You have to understand that this project only exists because some were too polite, ignorant or misinformed at the beginning to ask questions. As a 21-year-old reporter I didn’t understand it myself. Once it was underway no one knew how to stop it. Now this company owes the people so much money no one knows what to do. I don’t normally like to criticize unless I can offer an alternative. In this case I just don’t know the right play. It would appear Commissioner Sertich at the IRRRB doesn’t either. Stop giving them time and money is the best I’ve got, and it isn’t enough.

With each passing year I develop more inner-peace. This project doesn’t keep me up at night or cause me to go on spitting rants the way it once did. I don’t take the wasted time and money as personally as I have in the past. But one aspect of this project is very personal to me and I’ll share it with you.

Right now, in Taconite, in Coleraine, in Hibbing, in Nashwauk, in Hoyt Lakes and other places, there are good, hard working people who read the papers this morning and are hoping that this project saves their schools, preserving their towns as they know them for a new generation. They are hoping beyond hope, grasping for the only product Excelsior Energy makes in any quantity: promises.

At the same time I know there are professionals in the energy industry, others in the inner workings of the real power structure, a network that includes some on the Range and many beyond its borders. These people know in their hearts that this project is a ridiculous joke that will go nowhere. They know that Excelsior is an opportunistic speculation company, waiting for any reason to actually exist, with only a gambler’s chance of delivering what it proposes.

The powerful are laughing at us.

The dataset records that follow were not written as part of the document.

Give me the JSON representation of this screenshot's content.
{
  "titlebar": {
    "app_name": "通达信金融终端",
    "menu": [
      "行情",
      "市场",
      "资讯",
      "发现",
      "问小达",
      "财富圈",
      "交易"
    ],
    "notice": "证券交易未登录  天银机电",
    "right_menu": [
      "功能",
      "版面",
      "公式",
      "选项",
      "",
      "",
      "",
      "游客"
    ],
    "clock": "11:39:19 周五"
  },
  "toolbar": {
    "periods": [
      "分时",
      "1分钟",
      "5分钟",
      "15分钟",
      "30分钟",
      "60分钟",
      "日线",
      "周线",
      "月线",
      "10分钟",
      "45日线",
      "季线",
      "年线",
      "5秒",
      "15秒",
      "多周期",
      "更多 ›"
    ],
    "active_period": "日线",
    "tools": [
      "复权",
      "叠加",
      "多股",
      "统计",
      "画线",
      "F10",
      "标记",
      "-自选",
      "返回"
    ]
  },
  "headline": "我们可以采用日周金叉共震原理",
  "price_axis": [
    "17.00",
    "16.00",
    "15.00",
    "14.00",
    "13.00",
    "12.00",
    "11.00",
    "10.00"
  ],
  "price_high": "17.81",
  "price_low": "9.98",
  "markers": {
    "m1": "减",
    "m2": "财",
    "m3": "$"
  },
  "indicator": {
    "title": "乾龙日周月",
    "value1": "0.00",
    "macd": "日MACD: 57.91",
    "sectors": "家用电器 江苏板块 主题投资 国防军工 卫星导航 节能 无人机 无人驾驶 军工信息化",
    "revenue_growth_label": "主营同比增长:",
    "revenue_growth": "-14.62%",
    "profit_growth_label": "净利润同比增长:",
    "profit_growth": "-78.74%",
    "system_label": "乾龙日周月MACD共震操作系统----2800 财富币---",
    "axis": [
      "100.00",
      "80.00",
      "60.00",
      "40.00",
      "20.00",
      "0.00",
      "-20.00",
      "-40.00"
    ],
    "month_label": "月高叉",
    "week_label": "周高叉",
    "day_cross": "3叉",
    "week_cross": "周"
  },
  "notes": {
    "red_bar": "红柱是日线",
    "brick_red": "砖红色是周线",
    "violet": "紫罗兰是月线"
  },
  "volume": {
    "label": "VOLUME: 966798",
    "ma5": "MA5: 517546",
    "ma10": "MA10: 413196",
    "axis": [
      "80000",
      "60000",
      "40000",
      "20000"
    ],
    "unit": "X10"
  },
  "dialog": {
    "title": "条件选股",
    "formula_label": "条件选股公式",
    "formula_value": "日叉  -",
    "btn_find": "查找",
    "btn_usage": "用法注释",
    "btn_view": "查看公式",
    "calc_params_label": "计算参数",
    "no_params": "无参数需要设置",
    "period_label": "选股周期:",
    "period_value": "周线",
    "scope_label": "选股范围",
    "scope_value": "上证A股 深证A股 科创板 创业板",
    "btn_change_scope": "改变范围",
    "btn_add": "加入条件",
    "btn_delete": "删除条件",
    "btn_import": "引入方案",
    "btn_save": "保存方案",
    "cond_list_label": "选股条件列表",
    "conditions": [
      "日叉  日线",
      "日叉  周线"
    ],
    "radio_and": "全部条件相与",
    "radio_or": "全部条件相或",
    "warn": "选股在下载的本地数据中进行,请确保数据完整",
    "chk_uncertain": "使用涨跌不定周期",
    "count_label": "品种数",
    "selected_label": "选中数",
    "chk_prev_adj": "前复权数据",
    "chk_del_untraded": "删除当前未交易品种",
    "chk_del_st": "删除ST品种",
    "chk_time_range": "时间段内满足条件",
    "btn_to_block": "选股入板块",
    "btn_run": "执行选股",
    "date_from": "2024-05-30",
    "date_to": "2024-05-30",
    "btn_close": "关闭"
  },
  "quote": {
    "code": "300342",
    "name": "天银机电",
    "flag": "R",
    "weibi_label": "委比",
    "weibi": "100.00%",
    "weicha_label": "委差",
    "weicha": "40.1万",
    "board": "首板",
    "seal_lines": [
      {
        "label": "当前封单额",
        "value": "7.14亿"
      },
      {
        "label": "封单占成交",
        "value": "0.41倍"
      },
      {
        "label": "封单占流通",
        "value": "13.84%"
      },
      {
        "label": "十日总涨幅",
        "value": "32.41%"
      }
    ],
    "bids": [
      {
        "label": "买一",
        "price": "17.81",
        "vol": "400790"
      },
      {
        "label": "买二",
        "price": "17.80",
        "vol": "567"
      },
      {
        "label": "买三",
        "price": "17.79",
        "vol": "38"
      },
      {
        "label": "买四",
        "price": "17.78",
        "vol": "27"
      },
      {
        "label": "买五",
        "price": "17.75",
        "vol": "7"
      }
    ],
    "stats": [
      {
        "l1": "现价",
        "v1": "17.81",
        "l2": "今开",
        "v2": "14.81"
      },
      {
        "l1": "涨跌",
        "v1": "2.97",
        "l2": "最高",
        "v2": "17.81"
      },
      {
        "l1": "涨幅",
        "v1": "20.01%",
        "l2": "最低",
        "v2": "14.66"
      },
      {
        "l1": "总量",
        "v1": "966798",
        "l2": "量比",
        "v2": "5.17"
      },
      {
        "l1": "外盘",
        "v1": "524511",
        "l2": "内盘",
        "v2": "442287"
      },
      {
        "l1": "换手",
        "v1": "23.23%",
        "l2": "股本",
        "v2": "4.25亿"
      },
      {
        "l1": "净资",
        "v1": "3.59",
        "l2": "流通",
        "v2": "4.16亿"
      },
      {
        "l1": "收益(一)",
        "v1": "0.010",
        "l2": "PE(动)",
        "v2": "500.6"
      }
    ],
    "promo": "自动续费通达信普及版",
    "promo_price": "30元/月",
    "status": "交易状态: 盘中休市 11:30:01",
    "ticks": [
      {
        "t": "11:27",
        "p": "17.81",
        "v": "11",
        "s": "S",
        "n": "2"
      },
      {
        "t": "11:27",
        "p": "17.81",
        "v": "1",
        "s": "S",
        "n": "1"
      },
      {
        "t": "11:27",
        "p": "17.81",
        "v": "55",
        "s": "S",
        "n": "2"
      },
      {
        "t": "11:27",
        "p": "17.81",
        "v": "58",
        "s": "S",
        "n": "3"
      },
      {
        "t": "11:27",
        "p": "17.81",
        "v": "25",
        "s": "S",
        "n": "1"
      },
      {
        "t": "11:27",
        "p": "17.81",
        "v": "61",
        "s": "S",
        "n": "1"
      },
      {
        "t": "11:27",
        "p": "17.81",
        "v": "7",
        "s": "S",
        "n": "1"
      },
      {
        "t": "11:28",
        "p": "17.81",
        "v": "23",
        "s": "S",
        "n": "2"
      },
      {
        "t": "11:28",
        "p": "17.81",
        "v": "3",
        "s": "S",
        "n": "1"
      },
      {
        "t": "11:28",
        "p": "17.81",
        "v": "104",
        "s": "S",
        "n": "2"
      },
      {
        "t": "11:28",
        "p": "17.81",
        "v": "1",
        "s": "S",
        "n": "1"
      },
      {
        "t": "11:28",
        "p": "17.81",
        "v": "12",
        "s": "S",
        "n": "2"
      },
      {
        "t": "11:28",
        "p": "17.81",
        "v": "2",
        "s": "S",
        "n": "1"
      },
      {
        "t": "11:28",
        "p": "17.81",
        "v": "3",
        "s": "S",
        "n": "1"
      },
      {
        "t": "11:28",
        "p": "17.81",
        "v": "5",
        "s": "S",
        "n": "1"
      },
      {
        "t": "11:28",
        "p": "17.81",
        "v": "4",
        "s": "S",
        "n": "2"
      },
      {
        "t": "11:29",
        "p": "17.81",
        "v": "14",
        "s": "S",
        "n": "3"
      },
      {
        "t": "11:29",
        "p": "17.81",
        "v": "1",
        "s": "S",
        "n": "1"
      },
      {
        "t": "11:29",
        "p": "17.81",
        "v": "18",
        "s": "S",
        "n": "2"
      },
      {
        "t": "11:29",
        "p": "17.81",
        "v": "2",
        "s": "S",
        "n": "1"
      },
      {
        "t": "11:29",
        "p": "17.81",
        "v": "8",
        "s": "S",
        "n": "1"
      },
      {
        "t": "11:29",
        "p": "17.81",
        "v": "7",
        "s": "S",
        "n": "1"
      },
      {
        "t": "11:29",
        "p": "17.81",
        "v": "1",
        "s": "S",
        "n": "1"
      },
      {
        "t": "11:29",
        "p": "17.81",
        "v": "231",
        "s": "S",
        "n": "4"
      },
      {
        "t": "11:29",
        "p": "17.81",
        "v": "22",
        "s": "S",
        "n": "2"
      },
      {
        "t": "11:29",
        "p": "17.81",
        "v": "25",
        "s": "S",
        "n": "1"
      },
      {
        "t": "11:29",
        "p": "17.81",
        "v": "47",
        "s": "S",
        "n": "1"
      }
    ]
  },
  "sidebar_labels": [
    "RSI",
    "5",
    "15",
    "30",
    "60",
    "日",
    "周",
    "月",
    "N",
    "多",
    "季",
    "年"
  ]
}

We are the joke. David Tomasoni is the guy who walks into a bar. Tom Saxhaug and Tom Bakk are the guys who walk in with him. The Range media is typing away to the tune of “Hey, Hey, the Gang’s All Here.” Most of the Iron Range DFL delegation and some in the Republican leadership in the House and Senate are spinning plates in the background. The failure of the Iron Range is the punchline.

I’m not laughing. It’s not funny.

Comments

  1. It hurts me to read this, almost as much as it must’ve hurt you to write it. Pulling the plug now is an alternative, even if it feels like defeat. Inflection points are often hard to see, except in retrospect. But that’s not the case here. It’s time to stop the bleeding, or today will look like the good old days when we’d “only” wasted a few million here and a few million there.
    Toni Wilcox

  2. Thanks for telling it like it is.
    C.O.

  3. What are you thoughts on small business incubators or “economic gardening” as possibility for economic development on the Range?

  4. Thanks for the update, and bare honesty of your opinion on the subject.

    I have some similar concerns about the solar plant that is proposed for the north (Silicon Energy in Mt Iron) when I read it was owned by Canadian VC that supposedly specializes in picking up up gov’t grants (Newport Solutions). But maybe the IRRRB has learned something from its mistakes in the Excelsior Energy deal and structured this deal better. There is hope.

    And at least this new venture is green, and all jobs and skills gained will be transferable if theis venture should fail.

    But wouldn’t this venture have a better chance of succeeding if the IRRRB supported the installations across the range with low interest loans to citizens? Maybe even no interest if the entire installation–equipment, installer, FIT back to the grid was 100% local?

    Can’t they do something like this?